Indeed, Rains made his American cinema debut in the original The Invisible Man directed by Whale circa 1933. The picture was Whale’s third Universal horror movie after Frankenstein and The Old Dark House, and it liberally adapted H.G. Wells’ story of a mad scientist who saw his countenance vanish into thin air. The picture also starred Gloria Stuart and has never been fully remade by Universal, although there have been other adaptations and reimaginings of Wells’ concept. Universal was all set to include the Invisible Man in their “Dark Universe” and had gone so far as to cast Johnny Depp in the title role. We suspect Whannell and Blumhouse will go a different way.

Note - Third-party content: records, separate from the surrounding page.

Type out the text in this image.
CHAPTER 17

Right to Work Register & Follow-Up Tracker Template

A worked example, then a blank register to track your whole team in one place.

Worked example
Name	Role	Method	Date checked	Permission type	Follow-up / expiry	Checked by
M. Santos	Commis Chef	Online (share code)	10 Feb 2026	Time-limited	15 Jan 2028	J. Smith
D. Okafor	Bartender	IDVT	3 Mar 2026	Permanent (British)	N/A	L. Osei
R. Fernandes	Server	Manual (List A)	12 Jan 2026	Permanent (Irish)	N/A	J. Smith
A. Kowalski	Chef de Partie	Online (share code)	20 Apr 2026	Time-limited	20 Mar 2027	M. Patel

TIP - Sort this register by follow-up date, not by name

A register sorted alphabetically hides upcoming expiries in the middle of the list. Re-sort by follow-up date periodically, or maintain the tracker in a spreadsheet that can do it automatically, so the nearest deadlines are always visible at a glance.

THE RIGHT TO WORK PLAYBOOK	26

While it’s unclear if Blumhouse will be involved in the production of all the new Universal Monsters’ latest revival, from the outside it would seem like a smart bet. Blum’s company has been responsible for many of the popular horror movies of the last decade, relying on a formula that lets creative directors have nearly full autonomy for a “micro-budget.” (Many of Blumhouse’s original IP films have a budget of $3 to $5 million. Sequels see that rise with Glass just capping a new ceiling at $20 million.) Having helped nurture a more commercial but a still inventive side of the current horror renaissance, Blumhouse’s previous hits include Insidious, Sinister, Split, The Visit, Paranormal Activity, Happy Death Day, and Get Out. That final film, written and directed by first-timer Jordan Peele, turned into a cultural phenomenon culminating with an Oscar nomination for Best Picture and an Oscar win for Peele in the Best Original Screenplay category. (Blum has also produced Oscar winners and contenders like Damien Chazelle’s Whiplash and Spike Lee’s BlacKkKlansman).
Given Blumhouse’s precision at picking good talent for horror projects, as well as being able to reinvent horror icons to modern success (see last year’s Halloween revival), we have a hunch this take on the Universal Monsters will outlast the Dark Universe.